Divisibilities among nodal curves (Q1720126)

This paper proves the following theorem. Theorem. Let \(S\) ba a smooth algebraic surface. Let \(R\subset \text{Num}(S)\) be a (negative-definite) root lattice generated by \((-2)\) curves. Denote by the primitive closure by \(R^{\prime}=(R\otimes{\mathbb{Q}}) \cap\text{Num}(S)\), and let \(D\in\mathbb R^{\prime}\setminus R\). If \(D^2=-2\) or \(-1\), then \(D\) is neither effective nor anti-effective. The proof rests on basic properties of root lattices and their duals, in particular, in relations to reflections. As a corollary, an application to \(K3\) surfaces is discussed.
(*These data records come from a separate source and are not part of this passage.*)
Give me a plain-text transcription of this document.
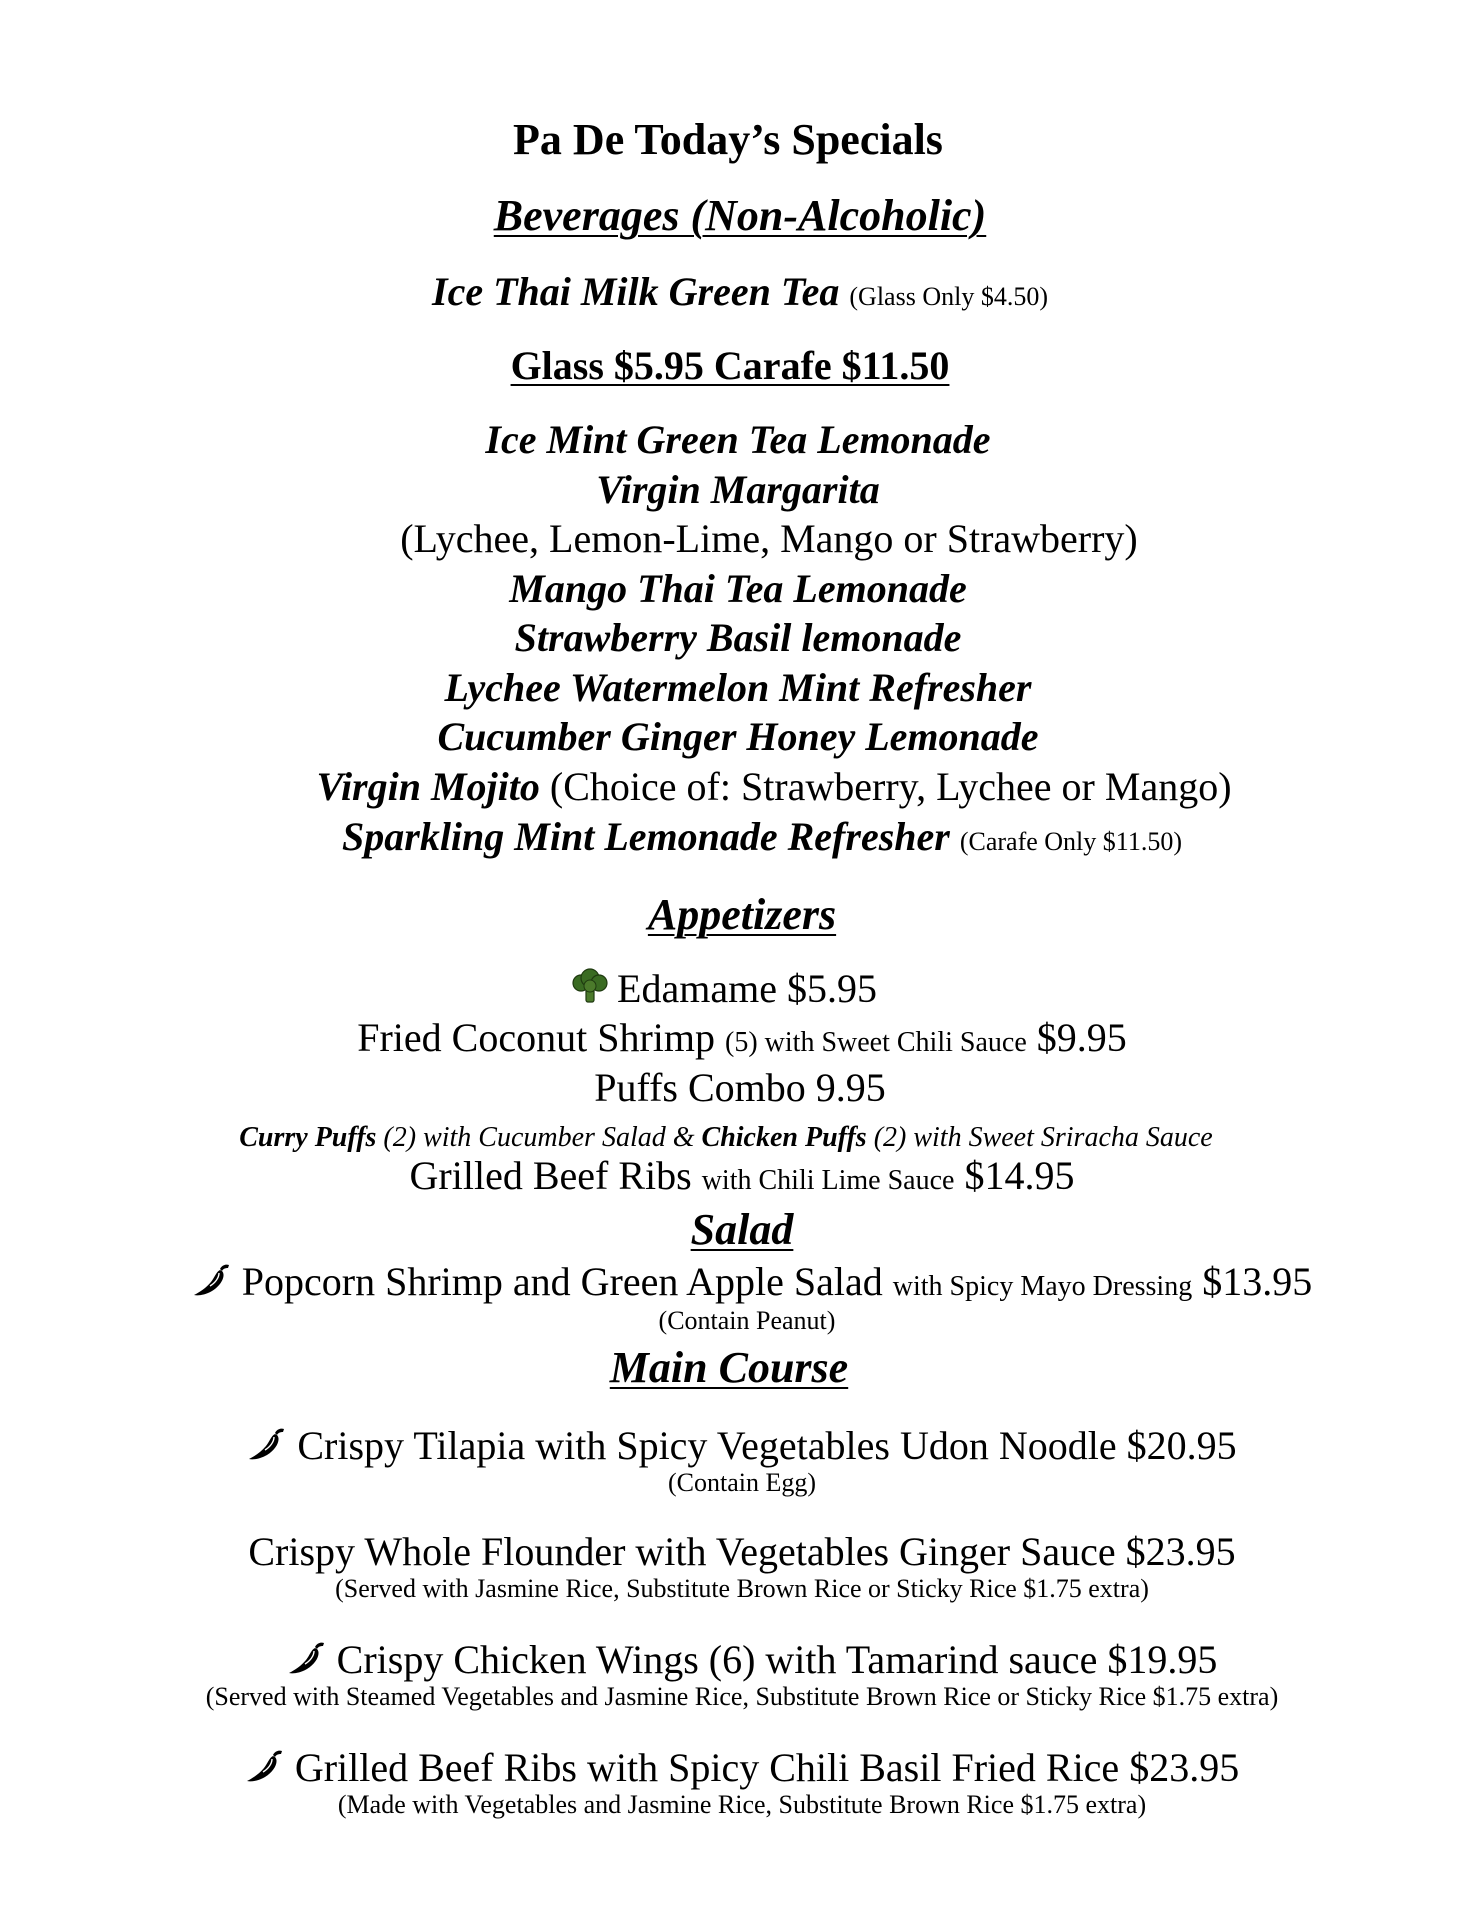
Pa De Today’s Specials
Beverages (Non-Alcoholic)
Ice Thai Milk Green Tea (Glass Only $4.50)
Glass $5.95 Carafe $11.50
Ice Mint Green Tea Lemonade
Virgin Margarita
(Lychee, Lemon-Lime, Mango or Strawberry)
Mango Thai Tea Lemonade
Strawberry Basil lemonade
Lychee Watermelon Mint Refresher
Cucumber Ginger Honey Lemonade
Virgin Mojito (Choice of: Strawberry, Lychee or Mango)
Sparkling Mint Lemonade Refresher (Carafe Only $11.50)
Appetizers
Edamame $5.95
Fried Coconut Shrimp (5) with Sweet Chili Sauce $9.95
Puffs Combo 9.95
Curry Puffs (2) with Cucumber Salad & Chicken Puffs (2) with Sweet Sriracha Sauce
Grilled Beef Ribs with Chili Lime Sauce $14.95
Salad
Popcorn Shrimp and Green Apple Salad with Spicy Mayo Dressing $13.95
(Contain Peanut)
Main Course
Crispy Tilapia with Spicy Vegetables Udon Noodle $20.95
(Contain Egg)
Crispy Whole Flounder with Vegetables Ginger Sauce $23.95
(Served with Jasmine Rice, Substitute Brown Rice or Sticky Rice $1.75 extra)
Crispy Chicken Wings (6) with Tamarind sauce $19.95
(Served with Steamed Vegetables and Jasmine Rice, Substitute Brown Rice or Sticky Rice $1.75 extra)
Grilled Beef Ribs with Spicy Chili Basil Fried Rice $23.95
(Made with Vegetables and Jasmine Rice, Substitute Brown Rice $1.75 extra)
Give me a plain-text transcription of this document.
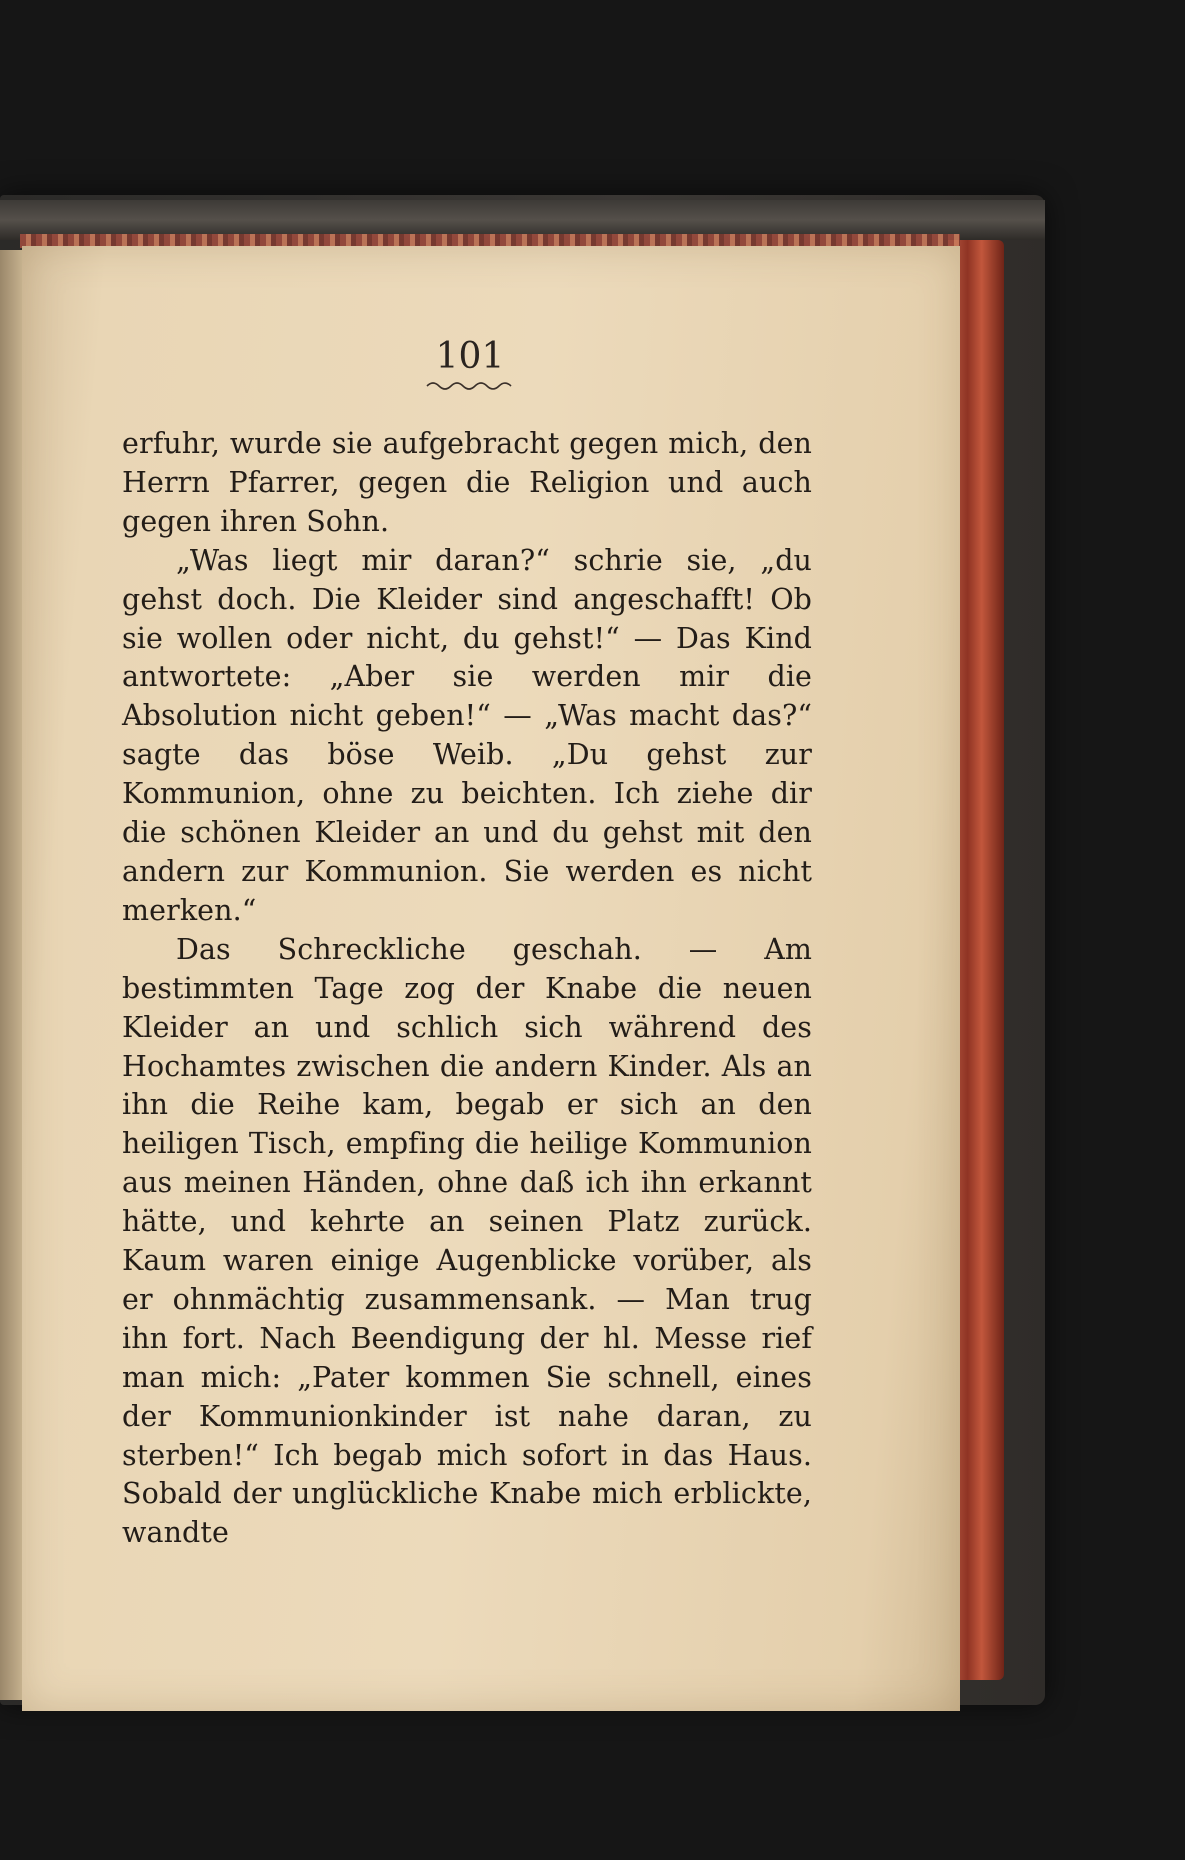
101

erfuhr, wurde sie aufgebracht gegen mich, den Herrn Pfarrer, gegen die Religion und auch gegen ihren Sohn.

„Was liegt mir daran?“ schrie sie, „du gehst doch. Die Kleider sind angeschafft! Ob sie wollen oder nicht, du gehst!“ — Das Kind antwortete: „Aber sie werden mir die Absolution nicht geben!“ — „Was macht das?“ sagte das böse Weib. „Du gehst zur Kommunion, ohne zu beichten. Ich ziehe dir die schönen Kleider an und du gehst mit den andern zur Kommunion. Sie werden es nicht merken.“

Das Schreckliche geschah. — Am bestimmten Tage zog der Knabe die neuen Kleider an und schlich sich während des Hochamtes zwischen die andern Kinder. Als an ihn die Reihe kam, begab er sich an den heiligen Tisch, empfing die heilige Kommunion aus meinen Händen, ohne daß ich ihn erkannt hätte, und kehrte an seinen Platz zurück. Kaum waren einige Augenblicke vorüber, als er ohnmächtig zusammensank. — Man trug ihn fort. Nach Beendigung der hl. Messe rief man mich: „Pater kommen Sie schnell, eines der Kommunionkinder ist nahe daran, zu sterben!“ Ich begab mich sofort in das Haus. Sobald der unglückliche Knabe mich erblickte, wandte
Corollary: Let \(S\) be a \(K3\) surface and \(R\subset\text{Num}(S)\) be a root lattice generated by nodal curves on \(S\). It primitive closure \(R^{\prime}\) contains no vectors outside \(R\) with square \(-2\): \(D\in R^{\prime}, \, D^2>-4\), then \(D\in R\). Theorem has also an application on possible configurations of nodal curves on Enriques surfaces, in particular, on divisibilitoes of nordal curves.